The Link Between the Zika Virus and Climate Justice
As carbon emissions cause global temperatures to rise, health professionals have noticed a spread in mosquito-borne diseases like West Nile Virus. In northern parts of the United States, cool weather has traditionally caused mosquito activity to stop during the winter months. But as winters grow warmer, these natural barriers are going away.
Now, a new threat is looming in the form of the Zika virus. Though the disease hasn’t yet found a strong toehold in the U.S., the Asian tiger mosquito, which is capable of carrying Zika, is thriving in many areas, especially poorer urban neighborhoods. As this Washington Post article explains, abandoned buildings and vacant lots often become collecting grounds for trash and debris, creating areas of standing water where mosquitos can breed.
This means that, in addition to suffering higher levels of air pollution and water contamination, disadvantaged neighborhoods are in greater danger of contracting mosquito-borne diseases – and as temperatures continue to rise, this risk will grow along with them. It’s one more example of the disproportionate climate impacts felt by communities of color and other vulnerable populations.

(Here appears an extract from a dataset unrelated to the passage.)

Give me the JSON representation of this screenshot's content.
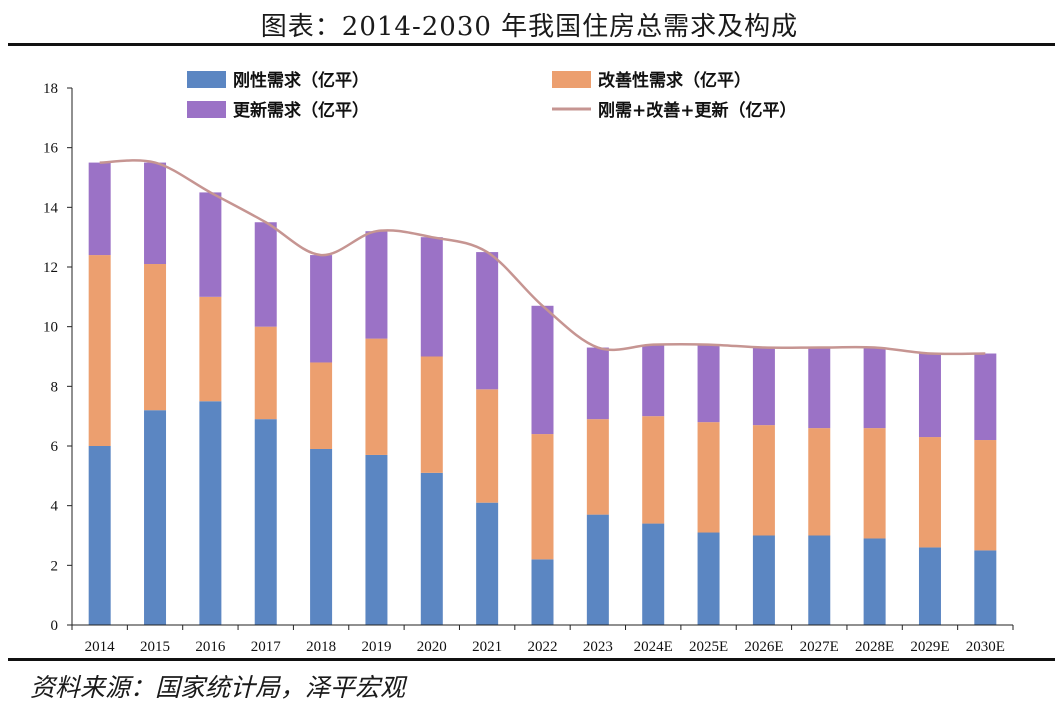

Faith leaders such as Pope Francis have been very successful in pointing out our moral obligation to fight climate change in order to protect the most vulnerable among us. We’ve also found that climate concern and acceptance increases when people are able to see how climate change will affect them directly. This new risk may be motivating for both reasons.
By Chris Mooney, reporter for The Washington Post
“PLEASE DON’T PUT GARBAGE HERE,” says a sign in a rundown alley in the Sandtown-Winchester/Harlem Park neighborhood, where more than a third of the homes stand abandoned.
It doesn’t seem to be working. Nearby, a barking stray dog guards an enormous, sprawling pile of trash, featuring everything from an old mattress and dresser to soda cans and a laundry detergent jug.
As if the decay and crime of West Baltimore aren’t bad enough, this neighborhood faces another menace as the weather begins to warm — mosquitoes, including types that can transmit diseases such as dengue, the chikungunya virus and Zika. The number of mature, biting Asian tiger mosquitoes that can be found in Baltimore’s poorer Harlem Park and Franklin Square neighborhoods in peak mosquito season (late summer) is roughly three times the number in wealthier areas of town, according to scientists who are studying the phenomenon.
And research has found that another mosquito species, Culex pipiens — which can carry West Nile virus — is more common in hard-hit urban areas and particularly has seemed to thrive in discarded-tire “habitats” in Baltimore.